Meanwhile, various companies within the industry are taking steps aimed at brightening their own futures. In a stunning announcement, United Parcel Service revealed Thursday that it has not only completed the acquisition of Fritz Cos., but that it has also purchased seven smaller freight forwarders and customs brokers operating along the borders with Canada and Mexico, this country's two largest trading partners. UPS had not previously disclosed its purchase of the smaller companies, including Miles Group Inc. of El Paso, Texas ('Still a Family Affair,' JoC Week March 5). Now it's part of a $30 billion family that will be one of the dominant players in global trade and transportation during the 21st century. It's hard to argue with the claim by David Abney, the executive who will head the still-unnamed UPS freight forwarding division, that the integrated network being created by UPS is 'unmatched in its scope and range of services.'When it closes the acquisition of First International Bancorp. this summer, UPS will be able to offer shippers an expanded array of trade finance and commercial lending programs to supplement its traditional package delivery business. 'Collaborate or perish' was the theme of a World Trade Week luncheon address in Los Angeles the other day by Tom Weidemeyer, chief operating officer of UPS. In reality, though, UPS will be able to offer such a broad menu of services that it won't have too much need for collaborating with any other providers of supply-chain services.
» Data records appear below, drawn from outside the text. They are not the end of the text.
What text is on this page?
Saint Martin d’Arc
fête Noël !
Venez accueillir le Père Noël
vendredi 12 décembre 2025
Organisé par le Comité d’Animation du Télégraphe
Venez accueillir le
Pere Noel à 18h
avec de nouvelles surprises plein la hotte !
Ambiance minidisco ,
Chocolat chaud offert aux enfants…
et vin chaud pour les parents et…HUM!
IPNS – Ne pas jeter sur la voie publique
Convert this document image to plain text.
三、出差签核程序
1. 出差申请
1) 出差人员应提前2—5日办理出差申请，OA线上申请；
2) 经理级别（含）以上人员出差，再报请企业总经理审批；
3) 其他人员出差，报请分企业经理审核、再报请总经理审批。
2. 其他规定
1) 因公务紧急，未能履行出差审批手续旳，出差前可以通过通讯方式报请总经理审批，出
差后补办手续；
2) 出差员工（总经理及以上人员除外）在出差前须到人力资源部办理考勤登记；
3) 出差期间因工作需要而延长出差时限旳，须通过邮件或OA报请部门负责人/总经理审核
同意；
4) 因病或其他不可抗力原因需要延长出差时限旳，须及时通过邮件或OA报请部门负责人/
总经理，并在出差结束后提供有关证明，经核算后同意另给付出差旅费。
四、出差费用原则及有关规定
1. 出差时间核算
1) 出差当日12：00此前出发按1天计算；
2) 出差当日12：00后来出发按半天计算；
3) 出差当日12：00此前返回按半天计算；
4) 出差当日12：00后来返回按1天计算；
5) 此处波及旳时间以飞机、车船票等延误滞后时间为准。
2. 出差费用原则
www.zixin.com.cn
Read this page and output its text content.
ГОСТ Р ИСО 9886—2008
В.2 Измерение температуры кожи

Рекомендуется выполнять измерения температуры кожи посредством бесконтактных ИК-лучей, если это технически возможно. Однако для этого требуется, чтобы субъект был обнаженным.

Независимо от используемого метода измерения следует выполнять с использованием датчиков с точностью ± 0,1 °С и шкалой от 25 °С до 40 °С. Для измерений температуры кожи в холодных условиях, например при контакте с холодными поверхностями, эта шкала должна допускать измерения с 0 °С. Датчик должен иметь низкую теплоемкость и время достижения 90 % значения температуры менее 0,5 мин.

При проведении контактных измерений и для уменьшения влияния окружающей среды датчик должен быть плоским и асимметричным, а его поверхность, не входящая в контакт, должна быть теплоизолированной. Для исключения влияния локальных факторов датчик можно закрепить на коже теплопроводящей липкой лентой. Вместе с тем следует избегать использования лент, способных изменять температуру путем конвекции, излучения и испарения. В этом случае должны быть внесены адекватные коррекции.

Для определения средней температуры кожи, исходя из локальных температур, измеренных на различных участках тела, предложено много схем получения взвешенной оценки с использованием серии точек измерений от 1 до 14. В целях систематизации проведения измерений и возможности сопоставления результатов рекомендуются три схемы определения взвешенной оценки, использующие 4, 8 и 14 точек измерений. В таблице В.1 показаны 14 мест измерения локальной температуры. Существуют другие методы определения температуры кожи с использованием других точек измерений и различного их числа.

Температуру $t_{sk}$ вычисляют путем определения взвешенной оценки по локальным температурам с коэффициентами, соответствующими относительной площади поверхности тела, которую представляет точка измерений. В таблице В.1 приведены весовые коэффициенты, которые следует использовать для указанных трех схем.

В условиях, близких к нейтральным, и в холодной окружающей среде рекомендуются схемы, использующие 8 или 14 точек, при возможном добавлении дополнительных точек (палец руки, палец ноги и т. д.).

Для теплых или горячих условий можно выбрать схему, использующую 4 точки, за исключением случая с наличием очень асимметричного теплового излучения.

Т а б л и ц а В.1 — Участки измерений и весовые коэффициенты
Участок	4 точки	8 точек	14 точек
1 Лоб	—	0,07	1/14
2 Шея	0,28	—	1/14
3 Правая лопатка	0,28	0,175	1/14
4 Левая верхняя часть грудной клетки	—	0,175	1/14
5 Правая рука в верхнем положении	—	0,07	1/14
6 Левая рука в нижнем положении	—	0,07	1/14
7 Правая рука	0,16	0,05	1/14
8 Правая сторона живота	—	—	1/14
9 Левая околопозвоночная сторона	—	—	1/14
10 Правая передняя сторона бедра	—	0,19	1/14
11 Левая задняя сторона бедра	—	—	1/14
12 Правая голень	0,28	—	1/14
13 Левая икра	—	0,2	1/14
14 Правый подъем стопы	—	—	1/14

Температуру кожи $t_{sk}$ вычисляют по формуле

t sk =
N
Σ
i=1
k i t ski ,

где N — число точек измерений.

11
And that's a thought guaranteed to send chills down the spine of UPS's competitors, whether they're integrated carriers, forwarders, customs brokers or airlines. As for the maritime sector, at least UPS doesn't own any ships - yet.

Now, the challenge for UPS as it gets bigger and bigger will be its ability to remain flexible in response to customer demands. It needs to look no further than Fritz for a classic example of a company that sought to grow through acquisitions but ended up failing miserably.